Here are three ways that companies can get started:

  1. Ignite a founders fire: A CEO can become the founder of an era within their company. The key lies in identifying the ideals that they value most, and how these values could align with the company’s business model and be leveraged to drive value. This process could take the form of a simple interview with the board or could be much more complex. It will look different for every business. Either way, test the outcomes with the wider leadership team to ensure their commitment.
  2. Establish a reputation team: Organize a subset of the executive leadership team whose responsibility is to infuse purpose into the company’s actions and communications. Clear governance helps ensure oversight and delivery.
  3. Think about branding: This will act as a creative platform to cohere communications, actions, and environmental, social, and governance efforts of the company. Give people reasons to join in support of the company and the change it aims to lead through linking these reasons to important human ideals, such as equality, freedom, and peace.
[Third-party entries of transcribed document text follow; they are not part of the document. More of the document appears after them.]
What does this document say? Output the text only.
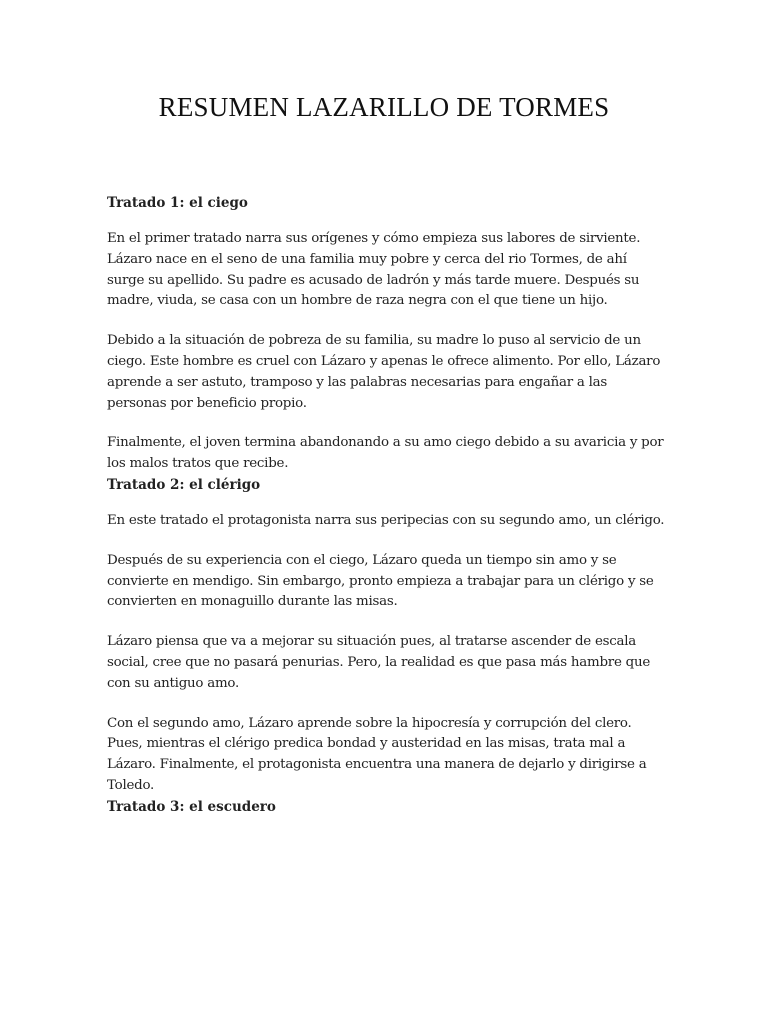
RESUMEN LAZARILLO DE TORMES

Tratado 1: el ciego

En el primer tratado narra sus orígenes y cómo empieza sus labores de sirviente. Lázaro nace en el seno de una familia muy pobre y cerca del rio Tormes, de ahí surge su apellido. Su padre es acusado de ladrón y más tarde muere. Después su madre, viuda, se casa con un hombre de raza negra con el que tiene un hijo.

Debido a la situación de pobreza de su familia, su madre lo puso al servicio de un ciego. Este hombre es cruel con Lázaro y apenas le ofrece alimento. Por ello, Lázaro aprende a ser astuto, tramposo y las palabras necesarias para engañar a las personas por beneficio propio.

Finalmente, el joven termina abandonando a su amo ciego debido a su avaricia y por los malos tratos que recibe.

Tratado 2: el clérigo

En este tratado el protagonista narra sus peripecias con su segundo amo, un clérigo.

Después de su experiencia con el ciego, Lázaro queda un tiempo sin amo y se convierte en mendigo. Sin embargo, pronto empieza a trabajar para un clérigo y se convierten en monaguillo durante las misas.

Lázaro piensa que va a mejorar su situación pues, al tratarse ascender de escala social, cree que no pasará penurias. Pero, la realidad es que pasa más hambre que con su antiguo amo.

Con el segundo amo, Lázaro aprende sobre la hipocresía y corrupción del clero. Pues, mientras el clérigo predica bondad y austeridad en las misas, trata mal a Lázaro. Finalmente, el protagonista encuentra una manera de dejarlo y dirigirse a Toledo.

Tratado 3: el escudero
Building capacity for a credible energy transition

Climate change is one of the greatest challenges of our time, and the private sector has an important role to play in delivering a credible energy transition that provides shared outcomes for all stakeholders. Mining and metals companies that act swiftly could be rewarded through enhanced resilience and value generation opportunities.
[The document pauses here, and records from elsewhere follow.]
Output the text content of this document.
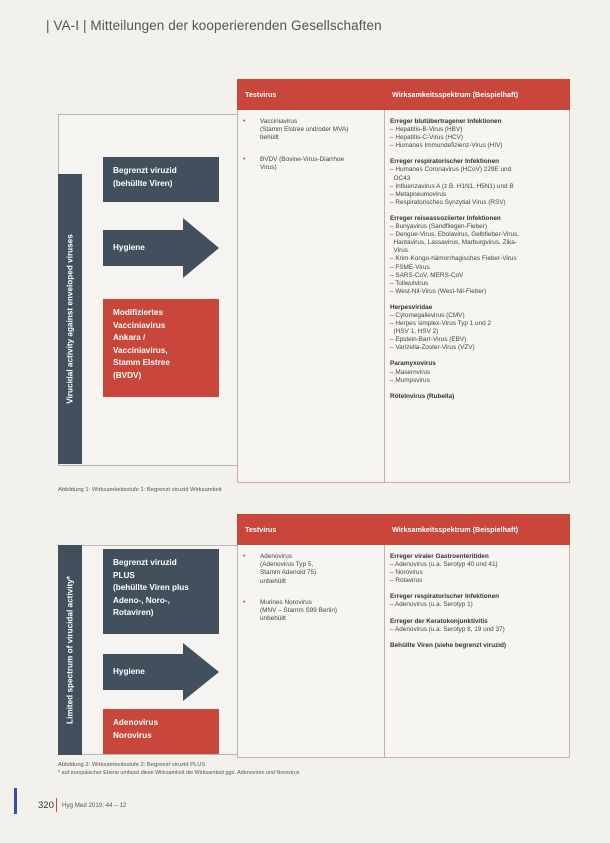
| VA-I | Mitteilungen der kooperierenden Gesellschaften
Testvirus	Wirksamkeitsspektrum (Beispielhaft)
Virucidal activity against enveloped viruses
Begrenzt viruzid
(behüllte Viren)
Hygiene
Modifiziertes
Vacciniavirus
Ankara /
Vacciniavirus,
Stamm Elstree
(BVDV)
• Vacciniavirus
(Stamm Elstree und/oder MVA)
behüllt
• BVDV (Bovine-Virus-Diarrhoe
Virus)
Erreger blutübertragener Infektionen
– Hepatitis-B-Virus (HBV)
– Hepatitis-C-Virus (HCV)
– Humanes Immundefizienz-Virus (HIV)
Erreger respiratorischer Infektionen
– Humanes Coronavirus (HCoV) 229E und
OC43
– Influenzavirus A (z.B. H1N1, H5N1) und B
– Metapneumovirus
– Respiratorisches Synzytial Virus (RSV)
Erreger reiseassoziierter Infektionen
– Bunyavirus (Sandfliegen-Fieber)
– Dengue-Virus, Ebolavirus, Gelbfieber-Virus,
Hantavirus, Lassavirus, Marburgvirus, Zika-
Virus
– Krim-Kongo-hämorrhagisches Fieber-Virus
– FSME-Virus
– SARS-CoV, MERS-CoV
– Tollwutvirus
– West-Nil-Virus (West-Nil-Fieber)
Herpesviridae
– Cytomegalievirus (CMV)
– Herpes simplex-Virus Typ 1 und 2
(HSV 1, HSV 2)
– Epstein-Barr-Virus (EBV)
– Varizella-Zoster-Virus (VZV)
Paramyxovirus
– Masernvirus
– Mumpsvirus
Rötelnvirus (Rubella)
Abbildung 1: Wirksamkeitsstufe 1: Begrenzt viruzid Wirksamkeit
Testvirus	Wirksamkeitsspektrum (Beispielhaft)
Limited spectrum of virucidal activity*
Begrenzt viruzid
PLUS
(behüllte Viren plus
Adeno-, Noro-,
Rotaviren)
Hygiene
Adenovirus
Norovirus
• Adenovirus
(Adenovirus Typ 5,
Stamm Adenoid 75)
unbehüllt
• Murines Norovirus
(MNV – Stamm S99 Berlin)
unbehüllt
Erreger viraler Gastroenteritiden
– Adenovirus (u.a. Serotyp 40 und 41)
– Norovirus
– Rotavirus
Erreger respiratorischer Infektionen
– Adenovirus (u.a. Serotyp 1)
Erreger der Keratokonjunktivitis
– Adenovirus (u.a. Serotyp 8, 19 und 37)
Behüllte Viren (siehe begrenzt viruzid)
Abbildung 2: Wirksamkeitsstufe 2: Begrenzt viruzid PLUS
* auf europäischer Ebene umfasst diese Wirksamkeit die Wirksamkeit ggü. Adenoviren und Norovirus
320 Hyg Med 2019; 44 – 12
Many companies are now focusing on which actions count as truly “credible” and how they can uphold leading practices. These will vary by sector and geography to accommodate technological and physical dependencies, as well as just and equitable transition principles. However, a good example comes from Schneider Electric. In 2022, carbon emissions from the company’s procurement of goods and services made up the bulk of its scope 3 upstream emissions. In response, Schneider developed The Zero Carbon Project, collaborating with more than 1,000 suppliers with the goal of halving their collective carbon footprint by 2025. Over 1,300 supplier participants have now undertaken technical training about decarbonization.

Here are three ways, based on steps from the Climate Leaders Coalition’s Credible transition to net zero report, delivered by Deloitte Australia, to help companies accelerate their transition efforts.

  1. Ask questions: Laying the foundation for credible transition plans requires leaders to ask questions of their teams, boards, and investors. Creating mechanisms for this and maintaining an open dialogue is vital to producing meaningful outcomes.
  2. Foster ecosystems thinking: Organizations that adopt a strategic and rounded approach to collaboration across a network of vendors, clients, and peers should be able to better recognize their impacts on and dependencies upon nature, communities, and society. This can inform opportunities to add value over time and mitigate or manage potential threats.
  3. Leverage relationships: Timely, impactful actions require organizations to work within, and beyond, their historic boundaries to identify synergies and overcome barriers. Industry associations and working groups often convene thought leaders to discuss shared challenges and can provide critical mass to accelerate plans and actions.

Providing positive change for people and planet

As providers of the critical raw materials needed to build and power a low-carbon world, and feed and house a fast-growing population, mining and metals companies hold huge potential as agents for positive change. By redefining their purpose and advocating for a more credible transition, companies can help to create a more sustainable and equitable future for society, for the environment, and for themselves.